As the truth about extended school closures and the forced masking of small children becomes undeniable, the attacks on those of us who spoke out early and often against these disturbing practices have often intensified. My wife, Jennifer Sey, experienced this first-hand recently.
On April 28, Bloomberg Businessweek published a turgid hit piece which seems to have been written for the sole purpose of making Jennifer seem “sly” and deceitful, and of characterizing her views as “extreme.”
The writer is one Claire Suddath, who recently tweeted that Jennifer “spent the pandemic tweeting some pretty out there stuff.”
In fact, Jennifer spent the pandemic tweeting about the critical importance of caring for the needs of children, particularly those who are disadvantaged. The primary focus of her tweeting was advocating for open schools and open playgrounds, and against the demonization and masking of small children.
Here are two of Jennifer’s tweets that were presented in the article to show that her views were “out there:”
“Masking a 2 year old asserts that babies are dangerous and to be feared.”
“Putting a mask on a child ‘signals to the world and the child themselves that they are dangerous, vile, to be silenced and shunned.’”

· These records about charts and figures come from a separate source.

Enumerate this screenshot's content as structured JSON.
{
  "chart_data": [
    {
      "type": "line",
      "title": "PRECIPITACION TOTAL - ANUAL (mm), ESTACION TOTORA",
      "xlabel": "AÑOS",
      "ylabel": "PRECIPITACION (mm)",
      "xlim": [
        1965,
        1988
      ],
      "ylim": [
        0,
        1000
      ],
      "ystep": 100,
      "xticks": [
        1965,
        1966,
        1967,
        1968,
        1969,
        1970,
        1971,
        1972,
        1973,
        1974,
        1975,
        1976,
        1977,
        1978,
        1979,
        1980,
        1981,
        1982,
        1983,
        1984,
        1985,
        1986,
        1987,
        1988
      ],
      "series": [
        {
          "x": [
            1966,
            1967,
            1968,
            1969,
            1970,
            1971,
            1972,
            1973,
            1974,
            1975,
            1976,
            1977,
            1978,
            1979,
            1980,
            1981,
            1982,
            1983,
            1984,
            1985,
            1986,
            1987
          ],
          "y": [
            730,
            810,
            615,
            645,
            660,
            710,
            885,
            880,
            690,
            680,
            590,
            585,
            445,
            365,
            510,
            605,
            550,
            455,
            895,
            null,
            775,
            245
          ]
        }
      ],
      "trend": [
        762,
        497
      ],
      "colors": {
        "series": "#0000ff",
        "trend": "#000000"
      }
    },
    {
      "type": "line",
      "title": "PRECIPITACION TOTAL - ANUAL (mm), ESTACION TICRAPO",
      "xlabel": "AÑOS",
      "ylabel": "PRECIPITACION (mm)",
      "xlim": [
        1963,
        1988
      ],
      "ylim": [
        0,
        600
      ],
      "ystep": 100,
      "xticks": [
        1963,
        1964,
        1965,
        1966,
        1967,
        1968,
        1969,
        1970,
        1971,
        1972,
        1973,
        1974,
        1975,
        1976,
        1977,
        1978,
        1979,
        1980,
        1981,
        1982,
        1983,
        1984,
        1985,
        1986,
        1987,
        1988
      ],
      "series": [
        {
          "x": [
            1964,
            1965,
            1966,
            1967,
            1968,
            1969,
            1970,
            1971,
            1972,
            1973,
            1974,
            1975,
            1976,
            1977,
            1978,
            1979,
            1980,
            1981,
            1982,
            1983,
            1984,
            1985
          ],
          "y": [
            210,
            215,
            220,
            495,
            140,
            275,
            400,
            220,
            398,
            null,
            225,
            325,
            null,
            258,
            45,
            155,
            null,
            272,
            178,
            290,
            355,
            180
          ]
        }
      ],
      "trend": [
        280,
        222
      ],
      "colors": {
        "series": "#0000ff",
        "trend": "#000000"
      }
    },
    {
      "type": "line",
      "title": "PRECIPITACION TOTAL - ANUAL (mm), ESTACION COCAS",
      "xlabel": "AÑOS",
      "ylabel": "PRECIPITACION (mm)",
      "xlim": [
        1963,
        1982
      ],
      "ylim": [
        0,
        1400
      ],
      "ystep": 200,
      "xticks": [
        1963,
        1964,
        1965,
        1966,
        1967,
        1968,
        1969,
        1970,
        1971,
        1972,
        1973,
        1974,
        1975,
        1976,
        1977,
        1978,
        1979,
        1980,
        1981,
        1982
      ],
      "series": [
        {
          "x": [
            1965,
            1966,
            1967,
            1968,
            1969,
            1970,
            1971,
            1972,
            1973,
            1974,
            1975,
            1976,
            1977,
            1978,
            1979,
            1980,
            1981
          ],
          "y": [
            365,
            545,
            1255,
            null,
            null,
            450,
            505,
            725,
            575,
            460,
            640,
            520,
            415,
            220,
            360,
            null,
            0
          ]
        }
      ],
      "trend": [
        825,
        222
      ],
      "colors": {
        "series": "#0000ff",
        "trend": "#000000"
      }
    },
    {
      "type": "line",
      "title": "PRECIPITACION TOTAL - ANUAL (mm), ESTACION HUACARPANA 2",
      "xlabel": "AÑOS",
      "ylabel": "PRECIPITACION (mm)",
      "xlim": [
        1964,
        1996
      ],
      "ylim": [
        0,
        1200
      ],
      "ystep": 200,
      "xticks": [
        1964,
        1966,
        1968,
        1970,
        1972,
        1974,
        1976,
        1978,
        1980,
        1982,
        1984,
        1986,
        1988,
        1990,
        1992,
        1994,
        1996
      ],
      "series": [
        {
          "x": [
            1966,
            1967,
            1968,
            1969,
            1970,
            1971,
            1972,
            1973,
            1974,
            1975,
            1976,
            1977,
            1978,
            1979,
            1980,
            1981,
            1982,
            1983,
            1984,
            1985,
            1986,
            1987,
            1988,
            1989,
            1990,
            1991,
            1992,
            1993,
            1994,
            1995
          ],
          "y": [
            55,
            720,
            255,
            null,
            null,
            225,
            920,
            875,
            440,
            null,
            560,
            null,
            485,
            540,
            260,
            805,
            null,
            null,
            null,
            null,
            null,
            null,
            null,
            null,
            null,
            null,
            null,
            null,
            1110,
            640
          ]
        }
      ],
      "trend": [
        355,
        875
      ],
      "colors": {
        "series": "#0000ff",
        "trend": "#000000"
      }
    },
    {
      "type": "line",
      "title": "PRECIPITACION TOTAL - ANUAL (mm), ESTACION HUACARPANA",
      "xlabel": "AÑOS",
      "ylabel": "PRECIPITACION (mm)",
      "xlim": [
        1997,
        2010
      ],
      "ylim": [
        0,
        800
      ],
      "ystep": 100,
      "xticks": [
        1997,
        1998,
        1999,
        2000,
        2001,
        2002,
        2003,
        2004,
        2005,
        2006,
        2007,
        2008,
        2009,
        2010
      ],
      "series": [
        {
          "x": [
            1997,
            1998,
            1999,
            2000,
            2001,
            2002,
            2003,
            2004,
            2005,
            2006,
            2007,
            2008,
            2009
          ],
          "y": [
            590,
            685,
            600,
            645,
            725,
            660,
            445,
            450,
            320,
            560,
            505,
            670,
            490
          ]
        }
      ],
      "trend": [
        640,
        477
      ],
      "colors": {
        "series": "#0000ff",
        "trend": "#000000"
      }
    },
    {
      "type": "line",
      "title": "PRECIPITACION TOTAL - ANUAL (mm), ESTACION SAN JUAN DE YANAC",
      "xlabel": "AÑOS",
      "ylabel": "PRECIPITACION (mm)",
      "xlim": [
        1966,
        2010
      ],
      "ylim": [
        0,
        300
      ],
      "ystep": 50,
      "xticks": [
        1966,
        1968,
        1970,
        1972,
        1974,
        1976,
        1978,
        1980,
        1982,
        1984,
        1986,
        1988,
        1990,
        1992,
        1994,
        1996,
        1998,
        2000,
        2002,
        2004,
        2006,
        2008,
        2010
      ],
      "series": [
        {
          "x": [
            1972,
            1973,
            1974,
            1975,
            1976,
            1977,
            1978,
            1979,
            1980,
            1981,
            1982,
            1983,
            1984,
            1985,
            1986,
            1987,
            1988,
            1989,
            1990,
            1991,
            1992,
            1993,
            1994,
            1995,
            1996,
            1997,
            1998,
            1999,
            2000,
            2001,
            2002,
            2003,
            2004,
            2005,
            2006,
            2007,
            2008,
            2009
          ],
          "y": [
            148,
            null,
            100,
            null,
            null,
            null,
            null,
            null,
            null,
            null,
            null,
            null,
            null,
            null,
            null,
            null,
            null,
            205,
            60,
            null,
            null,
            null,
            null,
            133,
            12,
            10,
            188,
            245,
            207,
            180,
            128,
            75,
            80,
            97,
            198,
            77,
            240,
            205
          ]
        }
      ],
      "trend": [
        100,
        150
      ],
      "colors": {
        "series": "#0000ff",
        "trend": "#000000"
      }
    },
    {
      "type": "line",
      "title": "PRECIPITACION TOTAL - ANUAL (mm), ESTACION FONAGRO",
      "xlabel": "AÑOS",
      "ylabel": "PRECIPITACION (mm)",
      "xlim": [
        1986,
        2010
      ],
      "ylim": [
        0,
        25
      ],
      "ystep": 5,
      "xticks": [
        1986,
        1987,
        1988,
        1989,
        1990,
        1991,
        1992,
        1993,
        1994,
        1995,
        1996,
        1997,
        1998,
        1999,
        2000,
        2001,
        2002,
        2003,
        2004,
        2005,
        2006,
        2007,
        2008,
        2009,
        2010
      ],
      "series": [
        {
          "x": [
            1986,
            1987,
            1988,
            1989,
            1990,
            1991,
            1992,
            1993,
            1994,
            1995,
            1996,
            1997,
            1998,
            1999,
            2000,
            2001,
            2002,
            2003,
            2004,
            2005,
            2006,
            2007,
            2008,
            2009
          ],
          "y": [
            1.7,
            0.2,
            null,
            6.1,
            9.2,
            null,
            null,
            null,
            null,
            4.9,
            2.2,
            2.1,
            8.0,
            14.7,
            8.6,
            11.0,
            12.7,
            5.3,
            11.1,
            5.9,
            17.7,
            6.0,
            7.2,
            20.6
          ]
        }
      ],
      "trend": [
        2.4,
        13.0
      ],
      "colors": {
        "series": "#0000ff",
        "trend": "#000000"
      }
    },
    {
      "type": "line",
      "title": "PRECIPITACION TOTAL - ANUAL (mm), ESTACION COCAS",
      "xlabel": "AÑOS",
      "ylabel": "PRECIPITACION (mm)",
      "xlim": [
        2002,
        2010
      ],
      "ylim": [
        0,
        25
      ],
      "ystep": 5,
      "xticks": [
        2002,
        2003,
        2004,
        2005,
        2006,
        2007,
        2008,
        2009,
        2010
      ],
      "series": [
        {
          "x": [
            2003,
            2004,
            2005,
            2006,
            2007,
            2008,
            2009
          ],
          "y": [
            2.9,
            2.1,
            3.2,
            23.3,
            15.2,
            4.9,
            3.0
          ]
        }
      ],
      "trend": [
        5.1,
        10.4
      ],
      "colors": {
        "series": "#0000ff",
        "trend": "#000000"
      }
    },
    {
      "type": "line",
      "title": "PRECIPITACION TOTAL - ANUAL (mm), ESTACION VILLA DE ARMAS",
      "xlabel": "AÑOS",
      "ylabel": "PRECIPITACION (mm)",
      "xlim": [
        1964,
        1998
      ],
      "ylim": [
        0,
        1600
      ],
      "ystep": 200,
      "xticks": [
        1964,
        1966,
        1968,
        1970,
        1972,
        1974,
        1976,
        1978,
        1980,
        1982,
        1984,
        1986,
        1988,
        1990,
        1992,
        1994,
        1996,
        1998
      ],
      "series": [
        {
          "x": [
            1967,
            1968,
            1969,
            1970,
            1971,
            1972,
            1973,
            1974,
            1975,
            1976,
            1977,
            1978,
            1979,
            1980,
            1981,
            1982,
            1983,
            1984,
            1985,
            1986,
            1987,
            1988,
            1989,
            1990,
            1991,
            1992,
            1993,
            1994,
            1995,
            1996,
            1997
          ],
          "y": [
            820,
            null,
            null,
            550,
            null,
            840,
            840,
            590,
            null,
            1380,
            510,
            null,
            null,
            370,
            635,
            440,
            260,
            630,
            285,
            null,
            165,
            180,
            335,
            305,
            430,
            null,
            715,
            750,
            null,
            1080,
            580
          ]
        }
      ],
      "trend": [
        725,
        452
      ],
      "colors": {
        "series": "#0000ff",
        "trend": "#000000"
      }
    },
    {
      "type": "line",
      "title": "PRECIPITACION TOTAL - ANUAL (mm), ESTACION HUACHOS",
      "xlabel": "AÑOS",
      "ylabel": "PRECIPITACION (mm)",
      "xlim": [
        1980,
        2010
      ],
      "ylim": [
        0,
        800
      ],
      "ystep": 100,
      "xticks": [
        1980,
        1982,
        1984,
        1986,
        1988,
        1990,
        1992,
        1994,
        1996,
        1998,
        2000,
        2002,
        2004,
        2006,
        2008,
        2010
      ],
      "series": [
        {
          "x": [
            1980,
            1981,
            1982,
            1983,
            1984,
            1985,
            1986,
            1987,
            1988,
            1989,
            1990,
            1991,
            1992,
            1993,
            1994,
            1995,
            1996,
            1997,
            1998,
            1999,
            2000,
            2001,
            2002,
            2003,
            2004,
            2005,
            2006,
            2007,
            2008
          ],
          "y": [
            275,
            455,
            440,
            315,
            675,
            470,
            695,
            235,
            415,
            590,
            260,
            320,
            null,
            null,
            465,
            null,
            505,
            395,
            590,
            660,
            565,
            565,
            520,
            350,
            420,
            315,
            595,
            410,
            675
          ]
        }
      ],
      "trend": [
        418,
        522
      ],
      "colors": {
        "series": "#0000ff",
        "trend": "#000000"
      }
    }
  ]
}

Also, most recently, this:
On the other hand, this is what Ms. Suddath, the writer of the article, tweeted during the pandemic, just weeks before she reached out to Jennifer and requested an interview:
“My pandemic baby is just learning to speak and one of her first words is “mask.” She can’t quite say it yet but she mimes putting one one [sic] before we leave the house. If she can do it, you can too. We may have longer to wait for a vaccine than I’d hoped.”
Or this one:
I’ll leave it to you to decide which of the two has views that are “out there.”
As far as Jennifer’s views about the importance of open schools, there is by now a widespread consensus that California’s 17-month-long public-school closures, the longest in the nation, were anti-child, unscientific, egregious, and wrong.
Ms. Suddath may not be part of that consensus, but the overwhelming majority of San Francisco voters seemed to agree, when they recalled 3 School Board members a couple of months ago in an unprecedented special election. Are all those San Francisco voters “out there” too?
Given the writer’s evident bias against Jennifer’s views, she does not seem like the appropriate person to have written this article, if the goal was fairness and journalistic integrity. But the goal instead was, apparently, to produce a tendentious screed, and in that Ms. Suddath has succeeded.
Bloomberg published an article that is full of errors, omissions, and mischaracterizations, large and small. These errors, omissions, and mischaracterizations all tend in the same direction – they all seem geared to make Jennifer look bad.
For example, Jennifer both produced and appears in the documentary Athlete A, a feature film which exposes the abuse of children in elite gymnastics. Athlete A won an Emmy for Outstanding Investigative Documentary, and Jennifer’s involvement demonstrates that she has a long history of advocacy and action in support of young people. Athlete A was released in June of 2020, and Jennifer won an Emmy for her role in producing it in October of 2021. Why was none of this mentioned in an article that is approximately 54,000 words long and that covers this exact time period of Jennifer’s life?
The article does discuss a pivotal private meeting between Jennifer and Levi’s CEO Chip Bergh. Jennifer spoke and wrote to Ms. Suddath multiple times about this meeting. Mr. Bergh has never spoken publicly about what happened.
According to the article, he hasn’t spoken to Businessweek at all. So, what does “according to Levi’s” mean here? Levi’s cannot talk. Who at Levi’s spoke to Businessweek about the meeting? How would this person or persons know what happened at the meeting? Where are Businessweek’s journalistic standards?
In their zeal to tarnish Jennifer’s public image, Ms. Suddath and Bloomberg disregarded all manner of basic journalistic norms. So, I wrote a detailed letter of complaint to the Global Standards Editor of Bloomberg News. She responded that they “stand by the story as published.”
I hear you, Bloomberg Standards. You stand by Claire Suddath’s unsubstantiated claim early in the article that Jennifer Sey tweeted “inflammatory falsehoods.” Good to know.
Such an abject failure to adhere to basic journalistic standards should concern all of us. It is an extension of what we have seen throughout the pandemic, as all too many journalists failed to properly do their job.
Instead of challenging the pronouncements of government, health, and corporate officials, they labeled dissenters as monsters. Instead of interrogating the prevailing narratives, they ruthlessly censored any deviations from the orthodoxy of the day. Instead of serving as the people’s advocate, they served as handmaidens for the pharmaceutical industry. Instead of asking questions, they regurgitated propaganda.
If fewer journalists had presented press releases from the CDC and Pfizer as if they were The Ten Commandments, perhaps California’s public schools would have opened a year earlier, like California’s private schools.